Thursday, April 3, 2014

Cabbage and fresh peas dry curry (pattani, muttaikose poriyal)

Cabbage and fresh peas dry curry (pattani, muttaikose poriyal) - preparation time 15 to 20 mins
Health tips: Cabbage is good to bring down ulcer problem. While you boil cabbage for this you can extract the juice and drink (don't add salt)

En-Anubhavam

Ingredients:-
Cabbage - 2 cup/200gms (chopped to small strips)
Fresh peas - handful
Mustard seed - ¼ tsp
Sesame oil - ½ tsp
Urad dhal - 1 tbspn.
Grated coconut - 2 tbspn
Salt to taste
Water - ¾ or 1/2 cup (make sure the cabbage is immersed.

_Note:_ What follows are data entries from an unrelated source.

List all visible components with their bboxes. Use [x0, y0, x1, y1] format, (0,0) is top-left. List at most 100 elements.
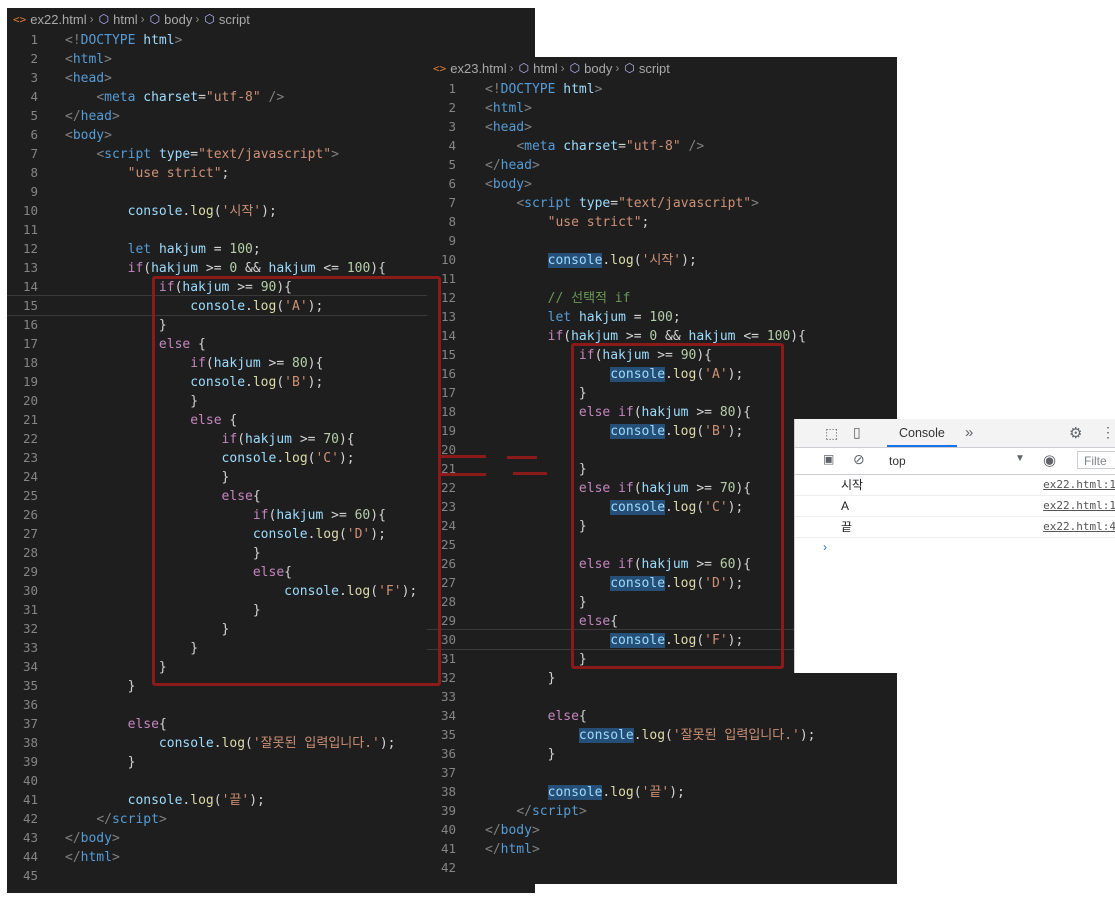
code-text[interactable]: console.log('A');	[65, 299, 323, 314]
code-text[interactable]: </script>	[65, 812, 166, 827]
code-text[interactable]: }	[65, 660, 167, 675]
breadcrumb-item[interactable]: html	[113, 12, 138, 27]
code-text[interactable]: "use strict";	[485, 215, 650, 230]
code-line[interactable]: 34 else{	[427, 706, 897, 725]
code-text[interactable]: <body>	[485, 177, 532, 192]
console-prompt-row[interactable]: ›	[795, 538, 1115, 558]
code-line[interactable]: 16 console.log('A');	[427, 364, 897, 383]
sidebar-toggle-icon[interactable]: ▣	[823, 452, 834, 466]
console-source-link[interactable]: ex22.html:1	[1043, 496, 1115, 516]
code-text[interactable]: if(hakjum >= 90){	[65, 280, 292, 295]
breadcrumb-item[interactable]: body	[164, 12, 192, 27]
code-text[interactable]: }	[485, 519, 587, 534]
code-line[interactable]: 11	[427, 269, 897, 288]
device-toolbar-icon[interactable]: ▯	[853, 424, 861, 441]
code-text[interactable]: console.log('C');	[65, 451, 355, 466]
code-line[interactable]: 33	[427, 687, 897, 706]
code-text[interactable]: else if(hakjum >= 80){	[485, 405, 751, 420]
code-line[interactable]: 9	[427, 231, 897, 250]
code-text[interactable]: <head>	[485, 120, 532, 135]
code-text[interactable]: else if(hakjum >= 60){	[485, 557, 751, 572]
code-text[interactable]: <body>	[65, 128, 112, 143]
code-line[interactable]: 37	[427, 763, 897, 782]
code-text[interactable]: }	[65, 470, 230, 485]
breadcrumb-file[interactable]: ex23.html	[450, 61, 506, 76]
code-line[interactable]: 38 console.log('끝');	[427, 782, 897, 801]
code-text[interactable]: console.log('D');	[485, 576, 743, 591]
code-text[interactable]: else{	[65, 489, 261, 504]
code-text[interactable]: }	[65, 603, 261, 618]
code-text[interactable]: if(hakjum >= 90){	[485, 348, 712, 363]
code-text[interactable]: <meta charset="utf-8" />	[485, 139, 704, 154]
breadcrumb-file[interactable]: ex22.html	[30, 12, 86, 27]
breadcrumb-item[interactable]: body	[584, 61, 612, 76]
code-text[interactable]: console.log('시작');	[65, 204, 277, 219]
gear-icon[interactable]: ⚙	[1069, 424, 1082, 442]
code-text[interactable]: console.log('잘못된 입력입니다.');	[65, 736, 396, 751]
code-line[interactable]: 10 console.log('시작');	[427, 250, 897, 269]
code-text[interactable]: console.log('D');	[65, 527, 386, 542]
code-text[interactable]: else {	[65, 413, 237, 428]
code-text[interactable]: console.log('F');	[485, 633, 743, 648]
dropdown-arrow-icon[interactable]: ▼	[1015, 453, 1025, 464]
code-text[interactable]: console.log('끝');	[65, 793, 265, 808]
code-line[interactable]: 3 <head>	[427, 117, 897, 136]
code-text[interactable]: else{	[65, 717, 167, 732]
code-line[interactable]: 39 </script>	[427, 801, 897, 820]
code-text[interactable]: }	[65, 755, 136, 770]
code-text[interactable]: </html>	[485, 842, 540, 857]
code-line[interactable]: 13 let hakjum = 100;	[427, 307, 897, 326]
code-text[interactable]: </body>	[485, 823, 540, 838]
code-text[interactable]: <!DOCTYPE html>	[485, 82, 602, 97]
code-line[interactable]: 17 }	[427, 383, 897, 402]
code-line[interactable]: 6 <body>	[427, 174, 897, 193]
code-text[interactable]: }	[485, 652, 587, 667]
clear-console-icon[interactable]: ⊘	[853, 451, 865, 468]
code-text[interactable]: <html>	[485, 101, 532, 116]
code-text[interactable]: }	[65, 679, 136, 694]
code-line[interactable]: 35 console.log('잘못된 입력입니다.');	[427, 725, 897, 744]
code-text[interactable]: <script type="text/javascript">	[65, 147, 339, 162]
code-text[interactable]: }	[65, 546, 261, 561]
code-text[interactable]: console.log('B');	[485, 424, 743, 439]
code-text[interactable]: }	[65, 622, 230, 637]
code-line[interactable]: 8 "use strict";	[427, 212, 897, 231]
kebab-menu-icon[interactable]: ⋮	[1101, 424, 1115, 441]
tab-console[interactable]: Console	[887, 419, 957, 447]
code-line[interactable]: 14 if(hakjum >= 0 && hakjum <= 100){	[427, 326, 897, 345]
code-line[interactable]: 36 }	[427, 744, 897, 763]
more-tabs-icon[interactable]: »	[965, 424, 973, 441]
code-text[interactable]: if(hakjum >= 80){	[65, 356, 323, 371]
code-text[interactable]: <head>	[65, 71, 112, 86]
console-source-link[interactable]: ex22.html:1	[1043, 475, 1115, 495]
code-text[interactable]: else{	[485, 709, 587, 724]
code-line[interactable]: 1 <!DOCTYPE html>	[427, 79, 897, 98]
code-text[interactable]: }	[65, 318, 167, 333]
code-text[interactable]: "use strict";	[65, 166, 230, 181]
code-line[interactable]: 5 </head>	[427, 155, 897, 174]
code-text[interactable]: console.log('A');	[485, 367, 743, 382]
code-text[interactable]: else if(hakjum >= 70){	[485, 481, 751, 496]
breadcrumb-item[interactable]: script	[639, 61, 670, 76]
code-text[interactable]: </html>	[65, 850, 120, 865]
code-text[interactable]: if(hakjum >= 0 && hakjum <= 100){	[65, 261, 386, 276]
code-line[interactable]: 2 <html>	[427, 98, 897, 117]
code-line[interactable]: 41 </html>	[427, 839, 897, 858]
console-prompt[interactable]: ›	[823, 540, 827, 554]
devtools-panel[interactable]: ⬚ ▯ Console » ⚙ ⋮ ▣ ⊘ top ▼ ◉ Filte 시작 e…	[794, 419, 1115, 673]
code-text[interactable]: }	[485, 747, 556, 762]
code-text[interactable]: // 선택적 if	[485, 291, 631, 306]
code-text[interactable]: console.log('C');	[485, 500, 743, 515]
code-text[interactable]: console.log('끝');	[485, 785, 685, 800]
eye-icon[interactable]: ◉	[1043, 451, 1056, 469]
code-text[interactable]: }	[485, 671, 556, 686]
code-text[interactable]: <html>	[65, 52, 112, 67]
code-text[interactable]: if(hakjum >= 70){	[65, 432, 355, 447]
code-line[interactable]: 12 // 선택적 if	[427, 288, 897, 307]
code-text[interactable]: console.log('잘못된 입력입니다.');	[485, 728, 816, 743]
code-line[interactable]: 15 if(hakjum >= 90){	[427, 345, 897, 364]
code-line[interactable]: 1 <!DOCTYPE html>	[7, 30, 535, 49]
code-text[interactable]: <!DOCTYPE html>	[65, 33, 182, 48]
code-text[interactable]: console.log('B');	[65, 375, 323, 390]
code-text[interactable]: </body>	[65, 831, 120, 846]
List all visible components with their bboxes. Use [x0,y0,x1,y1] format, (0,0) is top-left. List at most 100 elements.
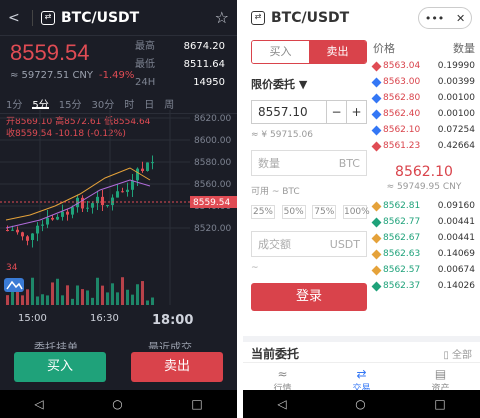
order-type-select[interactable]: 限价委托 ▼ [251,76,367,92]
pct-25-button[interactable]: 25% [251,205,275,219]
tab-15m[interactable]: 15分 [59,96,82,111]
nav-home-icon[interactable]: ○ [112,397,122,411]
plus-button[interactable]: + [346,101,366,123]
volume-bar [21,295,24,305]
tab-assets[interactable]: ▤ 资产 [431,363,449,394]
volume-bar [56,278,59,305]
ask-row[interactable]: 8562.10 0.07254 [371,122,475,138]
tab-open-orders[interactable]: 委托挂单 [34,339,78,349]
bid-row[interactable]: 8562.77 0.00441 [371,214,475,230]
pct-75-button[interactable]: 75% [312,205,337,219]
nav-home-icon[interactable]: ○ [355,397,365,411]
volume-bar [61,295,64,305]
buy-button[interactable]: 买入 [14,352,106,382]
volume-bar [41,294,44,305]
assets-icon: ▤ [434,367,447,381]
order-price: 8562.63 [371,246,420,262]
tab-trade[interactable]: ⇄ 交易 [352,363,370,394]
order-quantity: 0.42664 [437,141,475,151]
candlestick-chart[interactable]: 8620.008600.008580.008560.008540.008520.… [0,110,237,318]
trade-screen: ⇄ BTC/USDT -1.49% ••• ✕ 买入 卖出 限价委托 ▼ 855… [243,0,480,418]
swap-icon[interactable]: ⇄ [41,10,55,25]
candle-body [71,207,74,215]
buy-tab[interactable]: 买入 [252,41,309,63]
pair-title[interactable]: BTC/USDT [61,10,215,26]
candle-body [151,162,154,164]
ask-row[interactable]: 8563.00 0.00399 [371,74,475,90]
bid-row[interactable]: 8562.81 0.09160 [371,198,475,214]
ask-row[interactable]: 8563.04 0.19990 [371,58,475,74]
mid-price-value: 8562.10 [395,164,453,180]
sell-button[interactable]: 卖出 [131,352,223,382]
candle-body [136,168,139,181]
price-text: 8562.57 [383,265,421,275]
system-nav-bar: ◁ ○ □ [243,390,480,418]
order-quantity: 0.00399 [437,77,475,87]
candle-body [101,196,104,206]
login-button[interactable]: 登录 [251,283,367,311]
exchange-icon [371,141,382,151]
swap-icon[interactable]: ⇄ [251,11,265,25]
more-icon[interactable]: ••• [425,12,444,25]
tab-1m[interactable]: 1分 [6,96,22,111]
tab-hour[interactable]: 时 [124,96,134,111]
quantity-input[interactable]: 数量 BTC [251,150,367,176]
exchange-icon [371,249,382,259]
candle-body [126,189,129,192]
ask-row[interactable]: 8561.23 0.42664 [371,138,475,154]
price-field[interactable]: 8557.10 [252,105,326,119]
close-icon[interactable]: ✕ [456,12,465,25]
candle-body [146,162,149,171]
order-quantity: 0.00441 [437,217,475,227]
order-quantity: 0.00100 [437,93,475,103]
ask-row[interactable]: 8562.80 0.00100 [371,90,475,106]
bid-row[interactable]: 8562.63 0.14069 [371,246,475,262]
back-button[interactable]: < [8,10,24,26]
exchange-icon [371,233,382,243]
pct-50-button[interactable]: 50% [281,205,306,219]
y-tick-label: 8620.00 [194,114,231,124]
volume-bar [106,292,109,305]
all-orders-link[interactable]: ▯ 全部 [443,346,472,361]
ask-list: 8563.04 0.19990 8563.00 0.00399 8562.80 0.001… [371,58,475,154]
pct-100-button[interactable]: 100% [342,205,370,219]
change-pct: -1.49% [367,11,410,25]
candle-body [11,229,14,231]
divider [32,9,33,26]
order-price: 8562.10 [371,122,420,138]
order-price: 8561.23 [371,138,420,154]
tab-market[interactable]: ≈ 行情 [273,363,291,394]
nav-recent-icon[interactable]: □ [191,397,202,411]
quantity-header: 数量 [453,42,475,55]
volume-label: 34 [6,263,18,273]
exchange-icon [371,265,382,275]
tab-5m[interactable]: 5分 [32,96,49,111]
minus-button[interactable]: − [326,101,346,123]
nav-back-icon[interactable]: ◁ [34,397,43,411]
bid-row[interactable]: 8562.67 0.00441 [371,230,475,246]
order-quantity: 0.00100 [437,109,475,119]
bid-row[interactable]: 8562.37 0.14026 [371,278,475,294]
sell-tab[interactable]: 卖出 [309,41,366,63]
exchange-icon [371,93,382,103]
volume-bar [146,300,149,305]
tab-day[interactable]: 日 [144,96,154,111]
tab-week[interactable]: 周 [164,96,174,111]
nav-recent-icon[interactable]: □ [434,397,445,411]
pair-title[interactable]: BTC/USDT [271,10,368,26]
top-bar: ⇄ BTC/USDT -1.49% ••• ✕ [243,0,480,36]
amount-input[interactable]: 成交额 USDT [251,231,367,257]
favorite-icon[interactable]: ☆ [215,8,229,27]
order-price: 8563.04 [371,58,420,74]
candle-body [61,211,64,217]
candle-body [121,191,124,193]
nav-back-icon[interactable]: ◁ [277,397,286,411]
cny-price: ≈ 59727.51 CNY [10,70,94,81]
mid-price: 8562.10 ≈ 59749.95 CNY [373,154,475,198]
ask-row[interactable]: 8562.40 0.00100 [371,106,475,122]
tab-30m[interactable]: 30分 [91,96,114,111]
order-quantity: 0.00441 [437,233,475,243]
market-icon: ≈ [277,367,288,381]
bid-row[interactable]: 8562.57 0.00674 [371,262,475,278]
tab-recent-trades[interactable]: 最近成交 [148,339,192,349]
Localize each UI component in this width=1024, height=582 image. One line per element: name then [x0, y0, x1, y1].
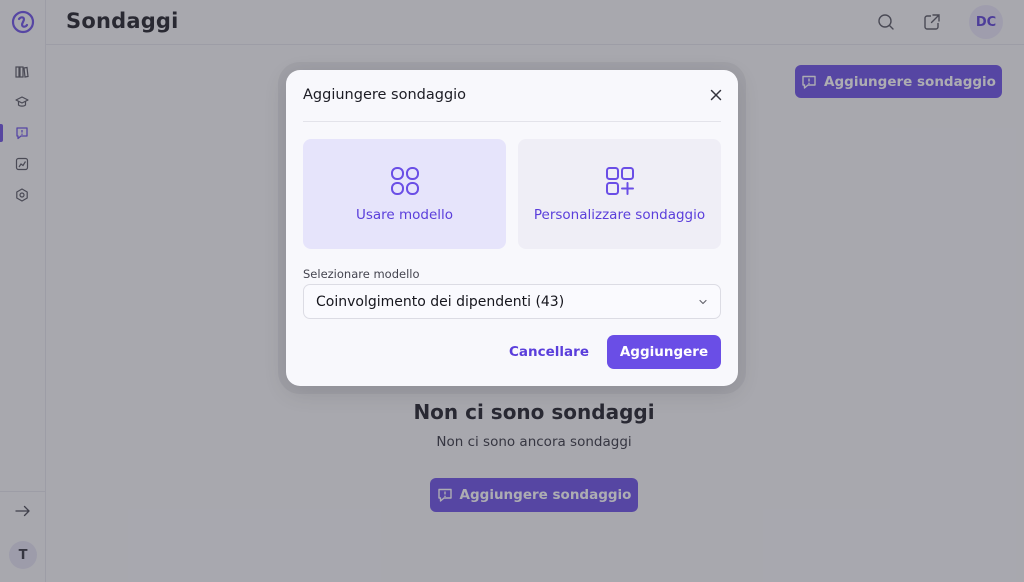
template-select[interactable]: Coinvolgimento dei dipendenti (43) [303, 284, 721, 319]
dialog-title: Aggiungere sondaggio [303, 87, 467, 103]
grid-add-icon [605, 167, 634, 195]
option-custom-survey[interactable]: Personalizzare sondaggio [518, 139, 721, 249]
add-button[interactable]: Aggiungere [607, 335, 721, 369]
option-use-template[interactable]: Usare modello [303, 139, 506, 249]
option-custom-survey-label: Personalizzare sondaggio [533, 207, 706, 223]
close-dialog-button[interactable] [707, 86, 725, 104]
grid-icon [390, 167, 419, 195]
chevron-down-icon [699, 299, 707, 305]
add-survey-dialog: Aggiungere sondaggio Usare modello Perso… [286, 70, 738, 386]
option-use-template-label: Usare modello [355, 207, 454, 223]
template-select-value: Coinvolgimento dei dipendenti (43) [316, 293, 565, 310]
close-icon [710, 89, 722, 101]
template-select-label: Selezionare modello [303, 267, 420, 281]
cancel-button[interactable]: Cancellare [503, 335, 595, 369]
dialog-divider [303, 121, 721, 122]
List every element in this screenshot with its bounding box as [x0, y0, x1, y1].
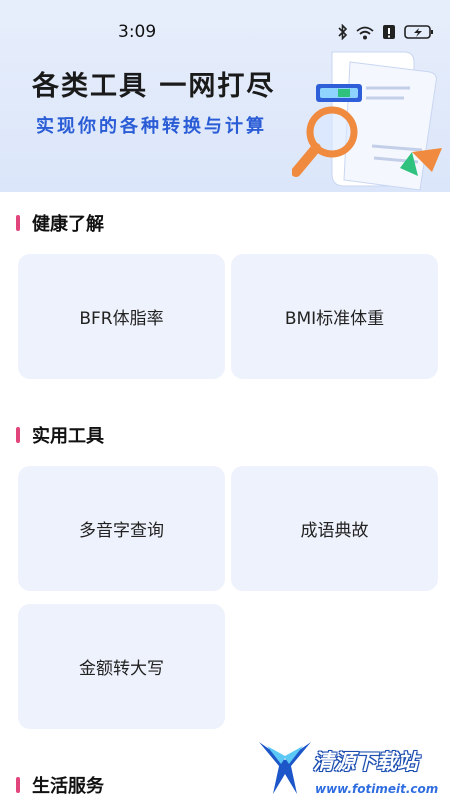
- bluetooth-icon: [338, 23, 348, 44]
- status-time: 3:09: [118, 22, 157, 42]
- watermark-url: www.fotimeit.com: [315, 782, 439, 796]
- alert-icon: [382, 24, 396, 44]
- tool-card-idiom[interactable]: 成语典故: [231, 466, 438, 591]
- section-header-health: 健康了解: [16, 211, 104, 235]
- section-title-health: 健康了解: [32, 214, 104, 235]
- tool-card-label: 多音字查询: [79, 521, 164, 541]
- banner-title: 各类工具 一网打尽: [32, 71, 276, 102]
- section-accent-bar: [16, 427, 20, 443]
- tool-card-label: 金额转大写: [79, 659, 164, 679]
- section-accent-bar: [16, 777, 20, 793]
- tool-card-bmi[interactable]: BMI标准体重: [231, 254, 438, 379]
- status-icons: [338, 23, 434, 44]
- watermark: 清源下载站 www.fotimeit.com: [255, 736, 450, 800]
- tool-card-label: 成语典故: [300, 521, 369, 541]
- tool-card-label: BMI标准体重: [284, 309, 385, 329]
- banner-subtitle: 实现你的各种转换与计算: [36, 116, 267, 137]
- tool-card-amount-uppercase[interactable]: 金额转大写: [18, 604, 225, 729]
- section-accent-bar: [16, 215, 20, 231]
- tool-card-polyphone[interactable]: 多音字查询: [18, 466, 225, 591]
- status-bar: 3:09: [0, 0, 450, 42]
- tool-card-bfr[interactable]: BFR体脂率: [18, 254, 225, 379]
- section-title-life-services: 生活服务: [32, 776, 104, 797]
- tool-card-label: BFR体脂率: [79, 309, 164, 329]
- section-header-utilities: 实用工具: [16, 423, 104, 447]
- watermark-logo-icon: [259, 742, 311, 794]
- document-magnifier-illustration: [291, 48, 450, 192]
- header-banner: 3:09 各类工具 一网打尽 实现你的各种转换与计算: [0, 0, 450, 192]
- wifi-icon: [356, 25, 374, 44]
- battery-charging-icon: [404, 24, 434, 44]
- section-title-utilities: 实用工具: [32, 426, 104, 447]
- section-header-life-services: 生活服务: [16, 773, 104, 797]
- watermark-title: 清源下载站: [313, 750, 418, 774]
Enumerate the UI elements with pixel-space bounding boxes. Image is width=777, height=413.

Don’t add too much water and end up draining the water)
Green/ Red chili - 2 (finely chopped/split the chili to 2 pieces)
Curry leaves - 10 (finely chopped)

Small onion - 5 (peeled and finely chopped)

Preparation method:-
Boil the water. Once it boils add the cabbage and boil till it becomes tender. If excess water, drain and use for sambar/rasam/kootu. Keep little water along with cabbage

In a tawa/kadai add oil and mustard. Once mustard splutters add the urad dhal, chili and roast it.
Add chopped small onion along with fresh peas and cook till onion is transparent and peas almost cooked.
Add little chopped curry leaves, boiled cabbage along with the water. This will cook the peas to soft.
Add grated  coconut. Serve with hot tomato rasam or garlic rasam and white rice.